Un projet pour ceux qui, matin et soir, montent et descendent l'un des nombreux escaliers-passerelles qu'abrite cet espace vert. Ces escaliers sont suspendus entre les quartiers Saint-Jean-Baptiste, Montcalm, Saint-Sacrement, d'une part, et Saint-Roch, Saint-Sauveur, Saint-Malo, d'autre part.

Le coteau Sainte-Geneviève est lié à la morphologie de Québec. Plus encore, il en est une caractéristique socio-économique.

Il s'étire sur la falaise bordant deux univers. Ses arbres chatouillent la haute ville et narguent la basse ville.

Pour le mettre davantage en valeur, pas besoin de créer une promenade semblable à celle des Gouverneurs, comme l'idée en a été lancée il y a plus de 100 ans. On peut par contre souhaiter qu'il accueille davantage de sentiers et de belvédères.

De nouveaux aménagements contribueraient à faire connaître ce lieu unique.

Entretenir d'abord

Mais la mise en valeur pour laquelle il faut d'abord plaider est plus modeste. Il s'agit... d'entretenir ce qui a été aménagé depuis quelque temps. De ne pas le laisser se dégrader.

Prenons ce bucolique trottoir de bois courant de la grotte où veille une statue de la Vierge Marie, près de la côte De Salaberry, jusqu'au centre Lucien-Borne. La Ville de Québec a investi plusieurs dizaines de milliers de dollars dans sa construction. Récemment, elle en a investi encore plus pour restaurer le secteur immédiat de la grotte.

Aujourd'hui, ces dollars paraissent avoir été jetés par la fenêtre. Québec a oublié qu'il ne suffit pas de construire : il faut soigner, entretenir.

La dégradation est malheureusement déjà visible. Les détritus s'accumulent : bouteilles vides, papiers, seringues, etc.

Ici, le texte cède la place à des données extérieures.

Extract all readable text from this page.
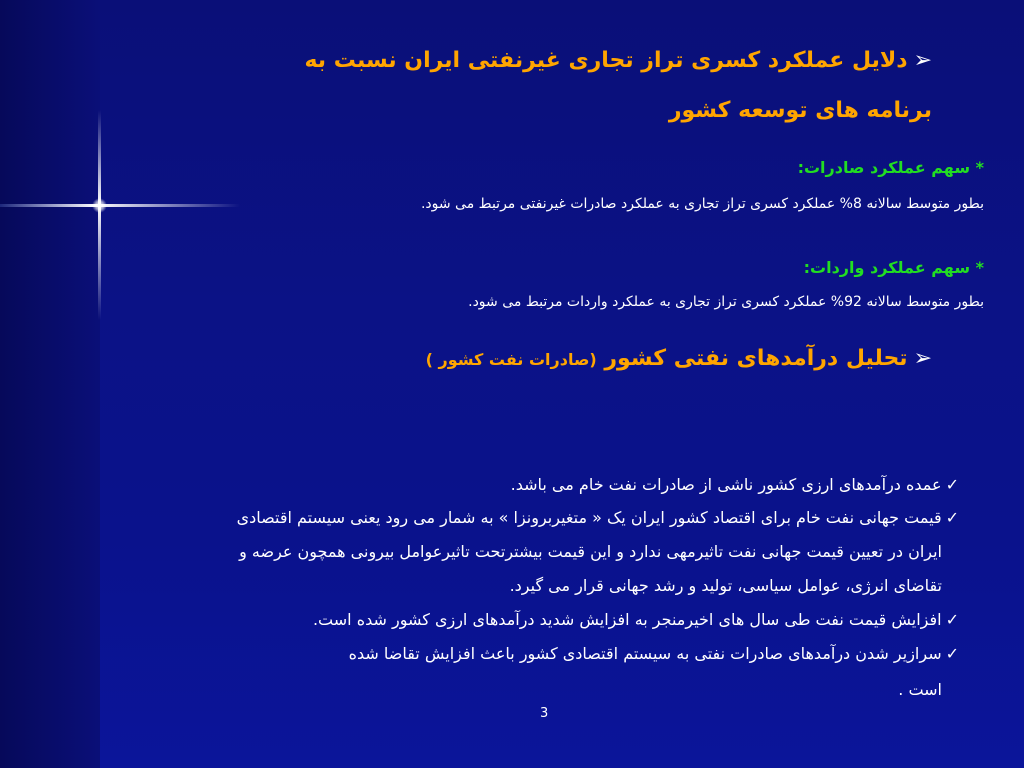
➢دلایل عملکرد کسری تراز تجاری غیرنفتی ایران نسبت به
برنامه های توسعه کشور
* سهم عملکرد صادرات:
بطور متوسط سالانه 8% عملکرد کسری تراز تجاری به عملکرد صادرات غیرنفتی مرتبط می شود.
* سهم عملکرد واردات:
بطور متوسط سالانه 92% عملکرد کسری تراز تجاری به عملکرد واردات مرتبط می شود.
➢تحلیل درآمدهای نفتی کشور (صادرات نفت کشور )
✓عمده درآمدهای ارزی کشور ناشی از صادرات نفت خام می باشد.
✓قیمت جهانی نفت خام برای اقتصاد کشور ایران یک « متغیربرونزا » به شمار می رود یعنی سیستم اقتصادی
ایران در تعیین قیمت جهانی نفت تاثیرمهی ندارد و این قیمت بیشترتحت تاثیرعوامل بیرونی همچون عرضه و
تقاضای انرژی، عوامل سیاسی، تولید و رشد جهانی قرار می گیرد.
✓افزایش قیمت نفت طی سال های اخیرمنجر به افزایش شدید درآمدهای ارزی کشور شده است.
✓سرازیر شدن درآمدهای صادرات نفتی به سیستم اقتصادی کشور باعث افزایش تقاضا شده
است .
3
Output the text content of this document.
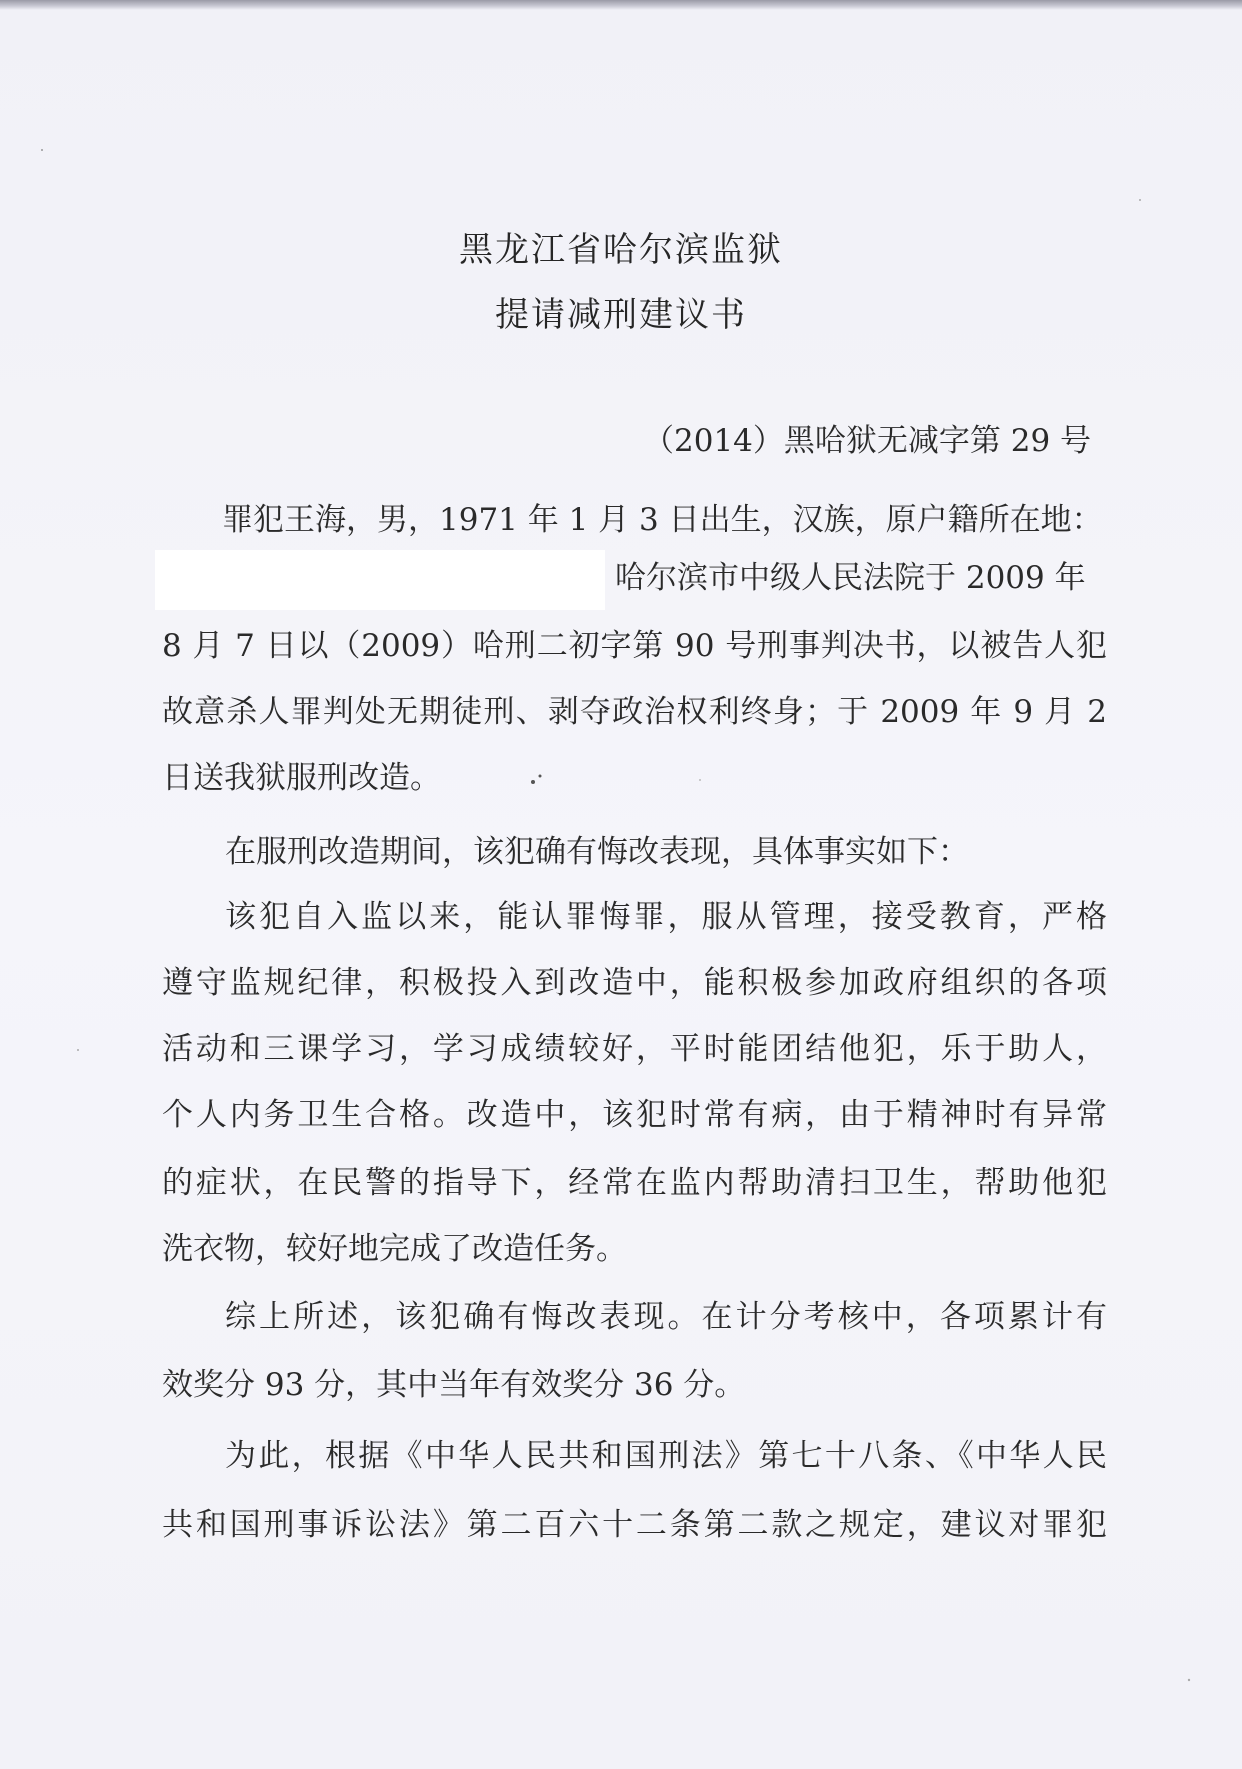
黑龙江省哈尔滨监狱
提请减刑建议书
（2014）黑哈狱无减字第 29 号
罪犯王海，男，1971 年 1 月 3 日出生，汉族，原户籍所在地：
哈尔滨市中级人民法院于 2009 年
8 月 7 日以（2009）哈刑二初字第 90 号刑事判决书，以被告人犯
故意杀人罪判处无期徒刑、剥夺政治权利终身；于 2009 年 9 月 2
日送我狱服刑改造。
在服刑改造期间，该犯确有悔改表现，具体事实如下：
该犯自入监以来，能认罪悔罪，服从管理，接受教育，严格
遵守监规纪律，积极投入到改造中，能积极参加政府组织的各项
活动和三课学习，学习成绩较好，平时能团结他犯，乐于助人，
个人内务卫生合格。改造中，该犯时常有病，由于精神时有异常
的症状，在民警的指导下，经常在监内帮助清扫卫生，帮助他犯
洗衣物，较好地完成了改造任务。
综上所述，该犯确有悔改表现。在计分考核中，各项累计有
效奖分 93 分，其中当年有效奖分 36 分。
为此，根据《中华人民共和国刑法》第七十八条、《中华人民
共和国刑事诉讼法》第二百六十二条第二款之规定，建议对罪犯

Personne pour réparer les rambardes sectionnées.

Ce n'est pas en négligeant l'entretien que la Ville rentabilisera ses investissements. Ce n'est pas ainsi que davantage de gens auront envie d'emprunter l'un des escaliers cachés sous les frondaisons.

Pour donner au plus grand nombre l'envie de les emprunter - pour permettre à deux mondes de se rapprocher -, il faudra aussi en rendre les accès plus accueillants, plus invitants.

Québec pourrait par exemple verdir la rue Victoria, qui mène de l'escalier du même nom à la majestueuse église Saint-Sauveur.

Soigner, entretenir. On est loin du clinquant. On est dans l'indispensable b.a.-ba. Celui sur lequel élus et fonctionnaires devraient aussi veiller.